Here's my water breaking history:
#1 - bag broke at 9pm and he was born at 3pm the next day. (broke again while pushing)
#2 - bag only broke when I was pushing.
#3 - broke at 31/32 weeks, resealed, broke at the start of labor (41.5 weeks) and 1.6 hours later she was born.

Sometimes I see people refer to bags of water that stay intact as being superior in some way. Like the woman had such a superior diet that her bag was made of steel or that it's ideal for a baby to be born in the caul. I don't really beileve either. I think our bodies and all that happens in a normal pregnacy is working in harmony as long as it's not messed with.

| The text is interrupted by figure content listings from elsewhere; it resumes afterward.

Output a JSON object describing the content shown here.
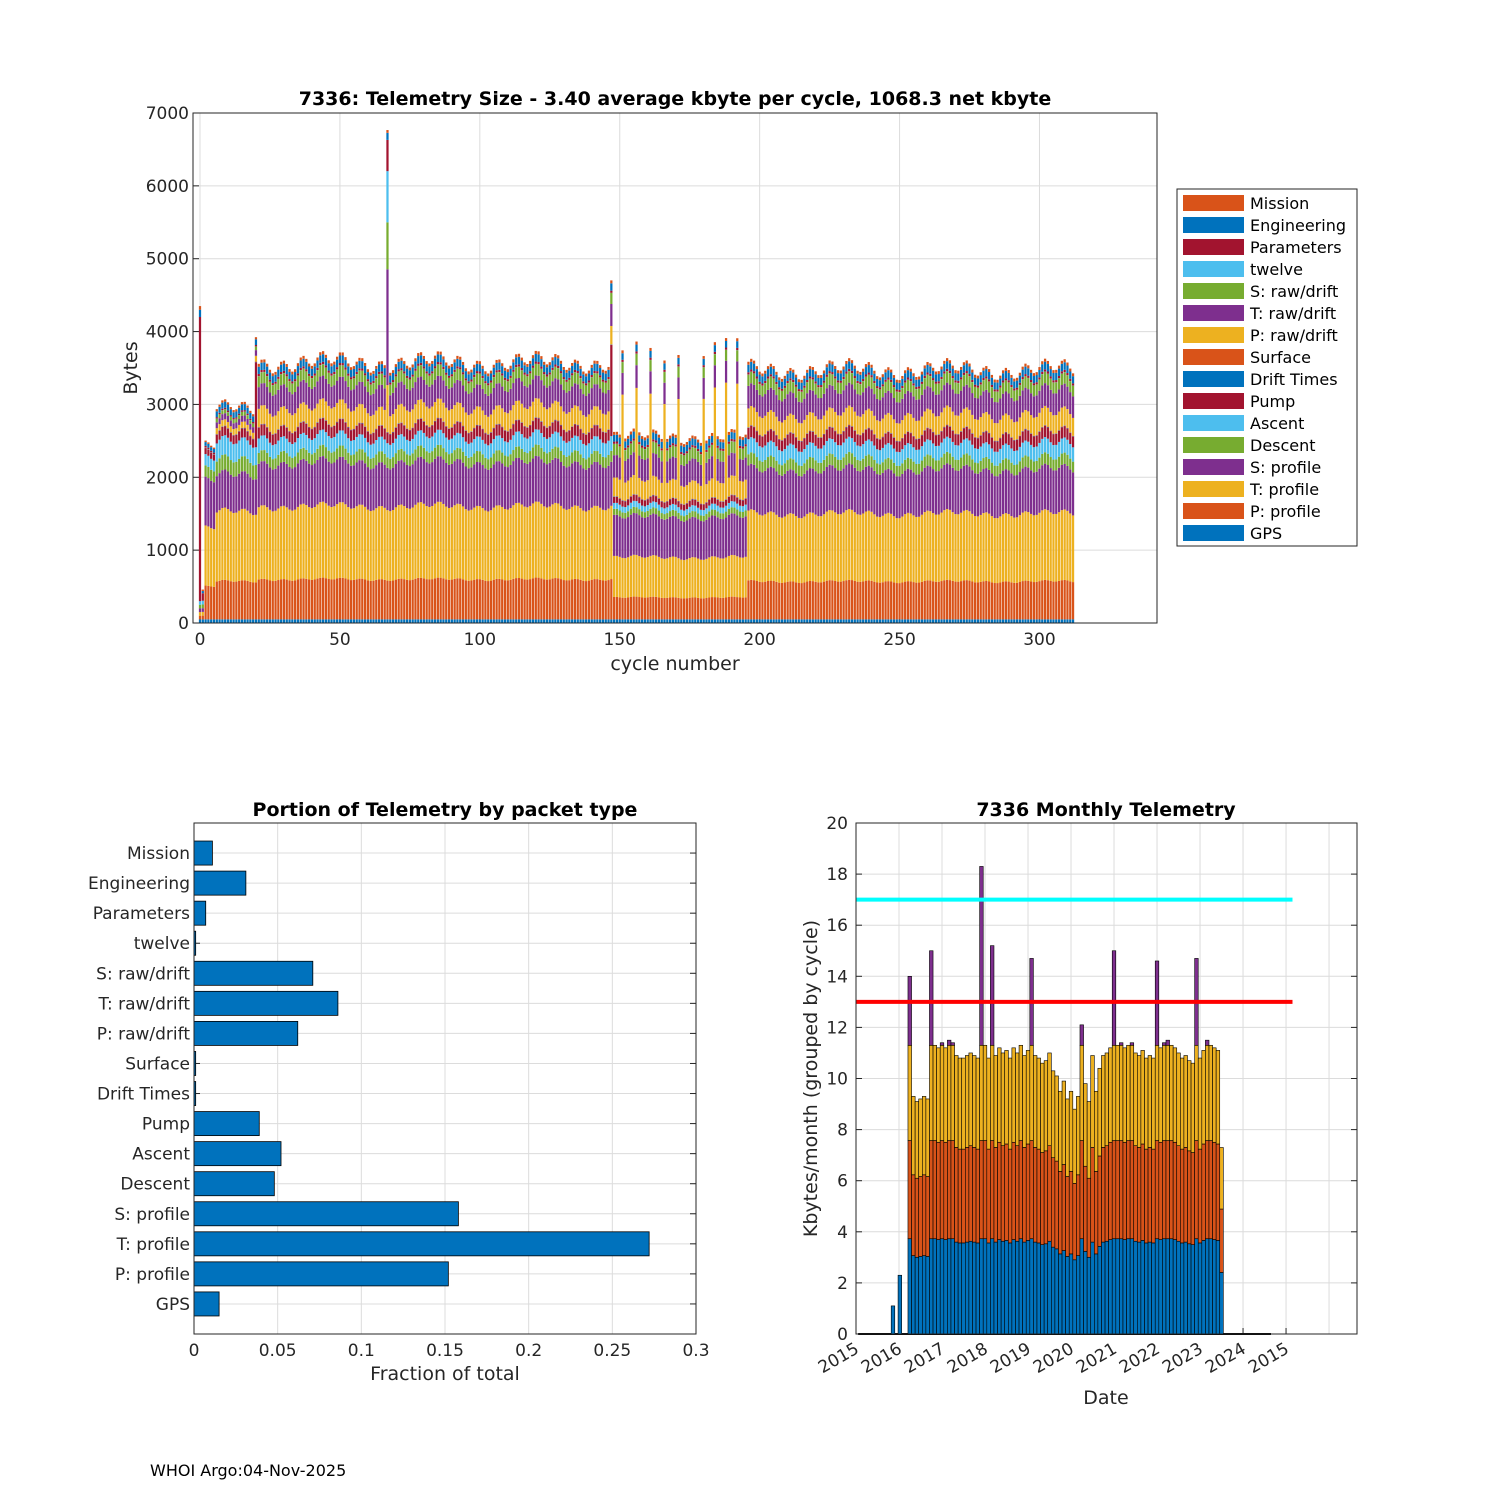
{
  "colors": {
    "blue": "#0072BD",
    "orange": "#D95319",
    "yellow": "#EDB120",
    "purple": "#7E2F8E",
    "green": "#77AC30",
    "lightblue": "#4DBEEE",
    "red": "#A2142F",
    "cyan": "#00FFFF",
    "redline": "#FF0000"
  },
  "footer": "WHOI Argo:04-Nov-2025",
  "chart_data": [
    {
      "type": "bar",
      "stacked": true,
      "title": "7336: Telemetry Size - 3.40 average kbyte per cycle, 1068.3 net kbyte",
      "xlabel": "cycle number",
      "ylabel": "Bytes",
      "xlim": [
        -2.5,
        342
      ],
      "ylim": [
        0,
        7000
      ],
      "xticks": [
        0,
        50,
        100,
        150,
        200,
        250,
        300
      ],
      "yticks": [
        0,
        1000,
        2000,
        3000,
        4000,
        5000,
        6000,
        7000
      ],
      "grid": true,
      "legend_placement": "outside-right",
      "legend": [
        "Mission",
        "Engineering",
        "Parameters",
        "twelve",
        "S: raw/drift",
        "T: raw/drift",
        "P: raw/drift",
        "Surface",
        "Drift Times",
        "Pump",
        "Ascent",
        "Descent",
        "S: profile",
        "T: profile",
        "P: profile",
        "GPS"
      ],
      "stack_order": [
        "GPS",
        "P: profile",
        "T: profile",
        "S: profile",
        "Descent",
        "Ascent",
        "Pump",
        "Drift Times",
        "Surface",
        "P: raw/drift",
        "T: raw/drift",
        "S: raw/drift",
        "twelve",
        "Parameters",
        "Engineering",
        "Mission"
      ],
      "stack_colors": [
        "blue",
        "orange",
        "yellow",
        "purple",
        "green",
        "lightblue",
        "red",
        "blue",
        "orange",
        "yellow",
        "purple",
        "green",
        "lightblue",
        "red",
        "blue",
        "orange"
      ],
      "cycles": [
        0,
        312
      ],
      "segments": [
        {
          "from": 0,
          "to": 0,
          "bytes": [
            50,
            50,
            50,
            50,
            50,
            50,
            3900,
            0,
            0,
            0,
            0,
            0,
            0,
            0,
            100,
            50
          ]
        },
        {
          "from": 1,
          "to": 1,
          "bytes": [
            50,
            50,
            50,
            50,
            50,
            50,
            100,
            0,
            0,
            0,
            0,
            0,
            0,
            0,
            30,
            20
          ]
        },
        {
          "from": 2,
          "to": 5,
          "bytes": [
            50,
            450,
            800,
            650,
            150,
            150,
            80,
            5,
            5,
            0,
            0,
            0,
            0,
            20,
            50,
            20
          ]
        },
        {
          "from": 6,
          "to": 20,
          "bytes": [
            50,
            520,
            950,
            500,
            200,
            250,
            120,
            5,
            5,
            80,
            80,
            50,
            2,
            20,
            80,
            30
          ]
        },
        {
          "from": 21,
          "to": 147,
          "bytes": [
            50,
            550,
            1000,
            600,
            150,
            200,
            150,
            5,
            5,
            250,
            300,
            150,
            2,
            30,
            100,
            40
          ]
        },
        {
          "from": 148,
          "to": 195,
          "bytes": [
            50,
            300,
            550,
            550,
            80,
            80,
            80,
            5,
            5,
            250,
            300,
            150,
            2,
            30,
            90,
            40
          ]
        },
        {
          "from": 196,
          "to": 312,
          "bytes": [
            50,
            520,
            930,
            600,
            150,
            200,
            150,
            5,
            5,
            250,
            300,
            150,
            2,
            30,
            100,
            40
          ]
        }
      ],
      "extra_bytes": [
        {
          "cycle": 20,
          "series": "Pump",
          "bytes": 1050
        },
        {
          "cycle": 67,
          "series": "T: raw/drift",
          "bytes": 1300
        },
        {
          "cycle": 67,
          "series": "P: raw/drift",
          "bytes": 400
        },
        {
          "cycle": 67,
          "series": "twelve",
          "bytes": 700
        },
        {
          "cycle": 67,
          "series": "S: raw/drift",
          "bytes": 500
        },
        {
          "cycle": 67,
          "series": "Parameters",
          "bytes": 400
        },
        {
          "cycle": 147,
          "series": "Pump",
          "bytes": 1100
        },
        {
          "cycle": 151,
          "series": "P: raw/drift",
          "bytes": 1200
        },
        {
          "cycle": 156,
          "series": "P: raw/drift",
          "bytes": 1200
        },
        {
          "cycle": 161,
          "series": "P: raw/drift",
          "bytes": 1150
        },
        {
          "cycle": 166,
          "series": "P: raw/drift",
          "bytes": 1100
        },
        {
          "cycle": 171,
          "series": "P: raw/drift",
          "bytes": 1150
        },
        {
          "cycle": 180,
          "series": "P: raw/drift",
          "bytes": 1200
        },
        {
          "cycle": 184,
          "series": "P: raw/drift",
          "bytes": 1250
        },
        {
          "cycle": 188,
          "series": "P: raw/drift",
          "bytes": 1350
        },
        {
          "cycle": 192,
          "series": "P: raw/drift",
          "bytes": 1300
        }
      ]
    },
    {
      "type": "bar",
      "orientation": "horizontal",
      "title": "Portion of Telemetry by packet type",
      "xlabel": "Fraction of total",
      "xlim": [
        0,
        0.3
      ],
      "xticks": [
        0,
        0.05,
        0.1,
        0.15,
        0.2,
        0.25,
        0.3
      ],
      "xticklabels": [
        "0",
        "0.05",
        "0.1",
        "0.15",
        "0.2",
        "0.25",
        "0.3"
      ],
      "grid": true,
      "categories": [
        "Mission",
        "Engineering",
        "Parameters",
        "twelve",
        "S: raw/drift",
        "T: raw/drift",
        "P: raw/drift",
        "Surface",
        "Drift Times",
        "Pump",
        "Ascent",
        "Descent",
        "S: profile",
        "T: profile",
        "P: profile",
        "GPS"
      ],
      "values": [
        0.011,
        0.031,
        0.007,
        0.001,
        0.071,
        0.086,
        0.062,
        0.001,
        0.001,
        0.039,
        0.052,
        0.048,
        0.158,
        0.272,
        0.152,
        0.015
      ]
    },
    {
      "type": "bar",
      "stacked": true,
      "title": "7336 Monthly Telemetry",
      "xlabel": "Date",
      "ylabel": "Kbytes/month (grouped by cycle)",
      "xlim": [
        2015,
        2026.65
      ],
      "ylim": [
        0,
        20
      ],
      "yticks": [
        0,
        2,
        4,
        6,
        8,
        10,
        12,
        14,
        16,
        18,
        20
      ],
      "xticklabels": [
        "2015",
        "2016",
        "2017",
        "2018",
        "2019",
        "2020",
        "2021",
        "2022",
        "2023",
        "2024",
        "2015"
      ],
      "grid": true,
      "hlines": [
        {
          "y": 17,
          "color": "cyan"
        },
        {
          "y": 13,
          "color": "redline"
        }
      ],
      "hline_x_range": [
        2015,
        2025.15
      ],
      "early_bars": [
        {
          "x": 2015.86,
          "value": 1.1
        },
        {
          "x": 2016.02,
          "value": 2.3
        }
      ],
      "month_start": 2016.25,
      "month_step": 0.08333,
      "component_base_max": 11.3,
      "component_fractions": {
        "blue": 0.33,
        "orange": 0.34,
        "yellow": 0.33
      },
      "totals": [
        14.0,
        9.3,
        9.1,
        9.2,
        9.3,
        9.2,
        15.0,
        11.3,
        11.2,
        11.4,
        11.2,
        11.5,
        11.4,
        10.9,
        10.8,
        10.8,
        10.9,
        11.0,
        10.9,
        10.8,
        18.3,
        11.3,
        10.8,
        15.2,
        10.9,
        11.2,
        11.0,
        11.1,
        10.8,
        11.2,
        11.0,
        11.3,
        10.9,
        11.1,
        14.7,
        10.9,
        10.8,
        10.6,
        10.7,
        11.0,
        10.3,
        10.1,
        9.5,
        9.9,
        9.2,
        9.5,
        8.8,
        9.3,
        12.1,
        9.8,
        9.1,
        10.9,
        9.5,
        10.4,
        10.9,
        11.0,
        11.2,
        15.0,
        11.3,
        11.4,
        11.2,
        11.3,
        11.4,
        11.0,
        10.9,
        11.1,
        10.8,
        10.9,
        10.8,
        14.6,
        11.2,
        11.4,
        11.5,
        11.3,
        11.2,
        11.0,
        10.8,
        10.9,
        10.7,
        10.6,
        14.7,
        10.8,
        11.1,
        11.5,
        11.3,
        11.2,
        11.1,
        7.3
      ]
    }
  ]
}
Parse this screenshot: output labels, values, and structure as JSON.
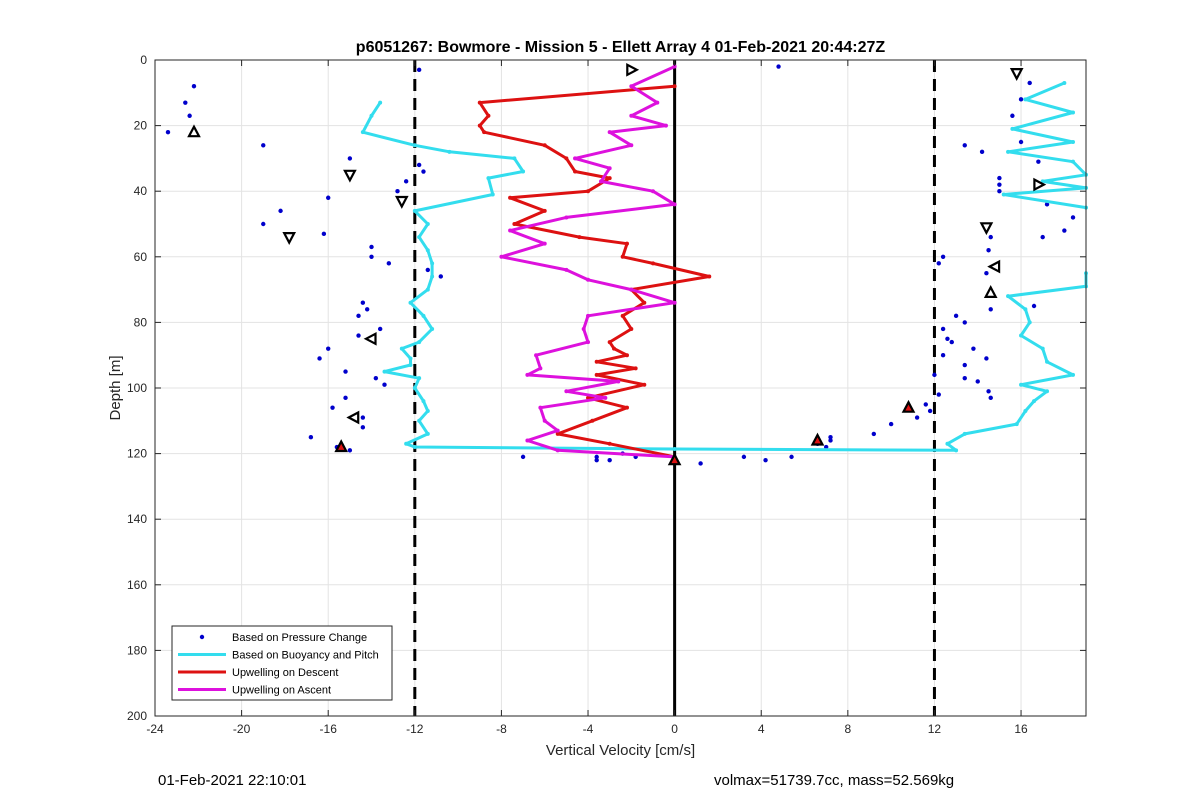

ETA: Oh! I just remembered with #2 my bag of water first broke 2 days before my labor began. Not a big deal, I just didn't have sex and didn't go swimming or bathing in a tub. So, yeah, I'm a broken bag kind of gal.


----------



## Mammax4 (May 26, 2006)

3 for 3 here.

first born - water broke at 6pm, he was born 7:20 am (13 hrs later) labour didn't start right away.

second born - water broke at 11pm, he was born at 7:02am (8 hrs later) contractions didn't start until 1:30am

third born - water broke at 2:30pm (thinking yeah!!! a daytime labour) labour started at 2:30am (he was born at 4:53am)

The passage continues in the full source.